自動販売機たちの呼声

 自動販売機をクール・ジャパンのネタとすることはできないだろうか?
 日本は自動販売機大国である。その種類や数量、それに投入された技術力は半端ではない。
 例えばである。
自動販売機の売上は清涼飲料水メーカーにとって生命線である。それゆえにかなりの開発コストを振り分けてきた。
 売上データを使い品揃えを変えるのは当然として、それが気象データだけではなく、
地点データ(通行人のタイプ)でもって変化させている。本部へのリアルタイムな在庫情報送信はもちろん、実に人の画像認識で売り込み商品ディスプレーを変動させることも可能なマシンが至る所に置かれるようになった。
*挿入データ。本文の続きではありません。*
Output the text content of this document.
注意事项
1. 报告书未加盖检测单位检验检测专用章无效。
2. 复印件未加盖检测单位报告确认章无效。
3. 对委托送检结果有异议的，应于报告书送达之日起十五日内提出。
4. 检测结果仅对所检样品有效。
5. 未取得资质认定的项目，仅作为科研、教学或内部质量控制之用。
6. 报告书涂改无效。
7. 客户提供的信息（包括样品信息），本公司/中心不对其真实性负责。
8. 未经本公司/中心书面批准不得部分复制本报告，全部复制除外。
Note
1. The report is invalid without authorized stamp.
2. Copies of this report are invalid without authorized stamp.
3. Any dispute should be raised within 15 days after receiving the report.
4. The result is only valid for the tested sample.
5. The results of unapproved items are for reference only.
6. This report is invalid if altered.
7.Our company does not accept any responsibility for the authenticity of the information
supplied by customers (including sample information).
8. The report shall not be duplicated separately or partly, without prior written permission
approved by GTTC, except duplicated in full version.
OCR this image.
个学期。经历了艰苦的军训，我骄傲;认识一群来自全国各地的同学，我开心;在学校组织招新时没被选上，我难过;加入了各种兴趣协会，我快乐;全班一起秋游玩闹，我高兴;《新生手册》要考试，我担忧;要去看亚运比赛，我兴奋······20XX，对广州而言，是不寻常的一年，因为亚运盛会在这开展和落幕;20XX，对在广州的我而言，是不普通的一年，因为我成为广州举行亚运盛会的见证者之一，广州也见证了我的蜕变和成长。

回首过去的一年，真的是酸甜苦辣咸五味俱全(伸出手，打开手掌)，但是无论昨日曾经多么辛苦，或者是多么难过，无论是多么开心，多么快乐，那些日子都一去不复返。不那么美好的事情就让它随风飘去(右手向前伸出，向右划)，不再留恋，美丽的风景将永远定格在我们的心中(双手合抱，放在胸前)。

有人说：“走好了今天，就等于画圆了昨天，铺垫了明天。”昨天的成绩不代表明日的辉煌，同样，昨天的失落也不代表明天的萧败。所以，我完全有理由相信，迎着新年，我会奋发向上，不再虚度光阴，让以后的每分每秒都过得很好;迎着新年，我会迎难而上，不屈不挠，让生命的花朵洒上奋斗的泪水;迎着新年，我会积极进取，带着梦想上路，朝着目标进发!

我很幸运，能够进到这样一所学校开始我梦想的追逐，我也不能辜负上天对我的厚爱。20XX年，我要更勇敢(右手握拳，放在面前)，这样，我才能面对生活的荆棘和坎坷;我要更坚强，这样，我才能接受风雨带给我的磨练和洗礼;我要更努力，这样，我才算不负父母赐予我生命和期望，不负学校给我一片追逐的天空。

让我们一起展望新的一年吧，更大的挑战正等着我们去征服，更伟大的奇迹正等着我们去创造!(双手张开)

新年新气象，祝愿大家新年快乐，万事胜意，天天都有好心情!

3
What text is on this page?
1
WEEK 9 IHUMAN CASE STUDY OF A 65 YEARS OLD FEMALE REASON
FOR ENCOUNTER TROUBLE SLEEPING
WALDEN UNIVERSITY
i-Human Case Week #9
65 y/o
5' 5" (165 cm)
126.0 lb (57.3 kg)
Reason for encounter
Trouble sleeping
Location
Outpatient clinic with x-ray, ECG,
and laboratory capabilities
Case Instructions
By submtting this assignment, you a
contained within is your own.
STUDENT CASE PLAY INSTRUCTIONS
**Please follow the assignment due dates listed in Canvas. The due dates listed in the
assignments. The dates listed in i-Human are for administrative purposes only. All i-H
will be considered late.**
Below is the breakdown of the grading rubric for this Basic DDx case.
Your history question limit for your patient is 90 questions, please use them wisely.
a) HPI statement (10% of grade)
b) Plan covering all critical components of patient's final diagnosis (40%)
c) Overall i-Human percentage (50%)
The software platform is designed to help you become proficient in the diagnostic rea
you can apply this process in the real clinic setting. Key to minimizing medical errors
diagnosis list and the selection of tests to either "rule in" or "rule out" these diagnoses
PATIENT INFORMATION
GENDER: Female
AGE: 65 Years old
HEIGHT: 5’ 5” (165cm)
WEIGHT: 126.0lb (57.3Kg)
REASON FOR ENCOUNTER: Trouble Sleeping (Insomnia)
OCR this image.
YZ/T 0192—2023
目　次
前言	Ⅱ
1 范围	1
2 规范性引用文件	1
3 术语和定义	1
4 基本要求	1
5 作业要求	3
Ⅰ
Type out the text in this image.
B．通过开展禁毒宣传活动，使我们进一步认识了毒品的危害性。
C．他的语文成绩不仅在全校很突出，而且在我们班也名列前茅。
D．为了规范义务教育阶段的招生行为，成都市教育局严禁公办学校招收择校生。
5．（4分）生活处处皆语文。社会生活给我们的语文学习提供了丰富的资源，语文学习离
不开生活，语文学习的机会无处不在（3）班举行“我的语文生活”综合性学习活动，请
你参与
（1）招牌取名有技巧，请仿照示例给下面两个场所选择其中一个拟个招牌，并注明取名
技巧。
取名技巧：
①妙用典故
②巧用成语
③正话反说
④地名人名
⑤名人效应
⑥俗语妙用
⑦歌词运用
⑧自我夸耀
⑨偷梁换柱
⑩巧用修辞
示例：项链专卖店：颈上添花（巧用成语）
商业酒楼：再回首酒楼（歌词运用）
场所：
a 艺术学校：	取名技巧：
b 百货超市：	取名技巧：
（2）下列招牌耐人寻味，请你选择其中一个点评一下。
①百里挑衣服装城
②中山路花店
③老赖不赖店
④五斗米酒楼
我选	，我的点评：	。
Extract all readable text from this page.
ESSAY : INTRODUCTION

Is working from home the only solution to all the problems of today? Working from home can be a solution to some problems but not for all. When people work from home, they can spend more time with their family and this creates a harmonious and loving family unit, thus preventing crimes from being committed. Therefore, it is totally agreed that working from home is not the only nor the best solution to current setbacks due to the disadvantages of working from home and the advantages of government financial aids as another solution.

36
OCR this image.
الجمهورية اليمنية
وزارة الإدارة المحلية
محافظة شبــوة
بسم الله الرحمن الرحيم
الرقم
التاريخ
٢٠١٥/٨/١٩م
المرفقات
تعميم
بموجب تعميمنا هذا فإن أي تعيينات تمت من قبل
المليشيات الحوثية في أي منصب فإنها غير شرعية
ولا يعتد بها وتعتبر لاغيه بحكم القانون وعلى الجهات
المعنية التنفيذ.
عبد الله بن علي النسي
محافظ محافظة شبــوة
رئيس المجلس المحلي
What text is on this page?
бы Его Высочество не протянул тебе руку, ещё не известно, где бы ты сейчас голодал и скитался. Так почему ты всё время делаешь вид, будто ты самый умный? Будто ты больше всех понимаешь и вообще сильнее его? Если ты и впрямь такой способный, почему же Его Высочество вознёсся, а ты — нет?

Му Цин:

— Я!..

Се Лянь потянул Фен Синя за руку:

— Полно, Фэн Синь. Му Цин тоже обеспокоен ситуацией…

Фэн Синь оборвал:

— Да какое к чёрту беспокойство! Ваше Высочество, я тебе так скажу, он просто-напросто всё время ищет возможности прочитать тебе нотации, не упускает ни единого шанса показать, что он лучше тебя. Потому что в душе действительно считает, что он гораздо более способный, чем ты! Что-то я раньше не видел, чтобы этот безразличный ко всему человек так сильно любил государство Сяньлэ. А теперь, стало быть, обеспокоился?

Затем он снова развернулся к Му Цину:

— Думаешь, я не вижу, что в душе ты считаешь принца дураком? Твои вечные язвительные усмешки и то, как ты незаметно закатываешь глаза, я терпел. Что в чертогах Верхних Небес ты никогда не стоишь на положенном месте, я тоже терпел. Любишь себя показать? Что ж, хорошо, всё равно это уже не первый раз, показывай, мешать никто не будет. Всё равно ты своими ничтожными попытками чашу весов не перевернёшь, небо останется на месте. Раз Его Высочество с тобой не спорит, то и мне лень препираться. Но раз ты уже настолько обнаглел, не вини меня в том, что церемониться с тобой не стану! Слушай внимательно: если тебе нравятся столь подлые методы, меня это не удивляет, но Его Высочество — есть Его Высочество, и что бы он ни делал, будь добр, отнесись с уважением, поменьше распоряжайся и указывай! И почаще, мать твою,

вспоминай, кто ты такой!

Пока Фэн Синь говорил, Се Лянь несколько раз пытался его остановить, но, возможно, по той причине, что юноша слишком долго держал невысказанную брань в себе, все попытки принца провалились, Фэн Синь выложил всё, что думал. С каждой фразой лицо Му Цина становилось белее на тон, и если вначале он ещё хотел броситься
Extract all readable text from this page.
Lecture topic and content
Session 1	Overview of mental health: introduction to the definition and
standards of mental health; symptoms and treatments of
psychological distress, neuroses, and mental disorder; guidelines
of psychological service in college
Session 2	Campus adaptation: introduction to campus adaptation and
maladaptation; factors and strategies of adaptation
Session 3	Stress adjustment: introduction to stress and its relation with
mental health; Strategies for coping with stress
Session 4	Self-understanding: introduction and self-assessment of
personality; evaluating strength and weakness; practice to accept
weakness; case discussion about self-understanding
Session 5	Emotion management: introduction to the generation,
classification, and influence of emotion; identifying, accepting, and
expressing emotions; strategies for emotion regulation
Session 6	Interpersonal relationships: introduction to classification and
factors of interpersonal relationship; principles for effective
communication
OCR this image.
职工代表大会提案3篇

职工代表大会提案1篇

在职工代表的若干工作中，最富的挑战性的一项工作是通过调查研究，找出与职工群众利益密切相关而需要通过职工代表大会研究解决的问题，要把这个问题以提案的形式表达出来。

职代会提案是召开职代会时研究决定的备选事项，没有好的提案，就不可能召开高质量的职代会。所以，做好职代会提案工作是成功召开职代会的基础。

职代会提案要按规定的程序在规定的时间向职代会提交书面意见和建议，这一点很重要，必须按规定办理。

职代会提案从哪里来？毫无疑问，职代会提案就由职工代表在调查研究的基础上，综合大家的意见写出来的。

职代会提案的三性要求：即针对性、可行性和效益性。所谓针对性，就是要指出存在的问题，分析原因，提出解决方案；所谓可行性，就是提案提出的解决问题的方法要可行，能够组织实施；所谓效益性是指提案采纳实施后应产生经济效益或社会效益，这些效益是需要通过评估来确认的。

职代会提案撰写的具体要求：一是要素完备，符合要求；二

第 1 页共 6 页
 ところで、日本最初の自動販売機は体重測定器だったそうだ。上野公園にそれが置かれたのは明治22年という。当然ながら、完全なる機械作動だ。電気じかけではない。
電気じかけの自販機は今や当たり前。それについでネットに接続しているマシンが現れている。本部通信のためである。

 これからはどうなるだろう?
販売する銘柄が増加するだろう。取り寄せ予約も可能になるかもしれない。AI機能が補強されれば会話により、特注のブレンドコーヒーを作れるインタラクティブ・ドリップマシンはすぐにでも実現できそうだ。

 会話の次はモビリティだ。自動走行するベンディングマシンを自由化すると街に活気がよみがえるかもしれない。
もの売り声があふれるかつての日本が再現できるだろう。今では豆腐売や焼きいも屋など数が少なくなってしまったが、明治時代には風鈴や金魚、薬など豊富な物売りがそれぞれの売り声を響かせていた。
 量り売りも自動販売機にほしい能力の一つだ。同じ量を誰でも望むわけではない。
適温で適量の商品をほしいではないか? それが省エネルギー化にもなる。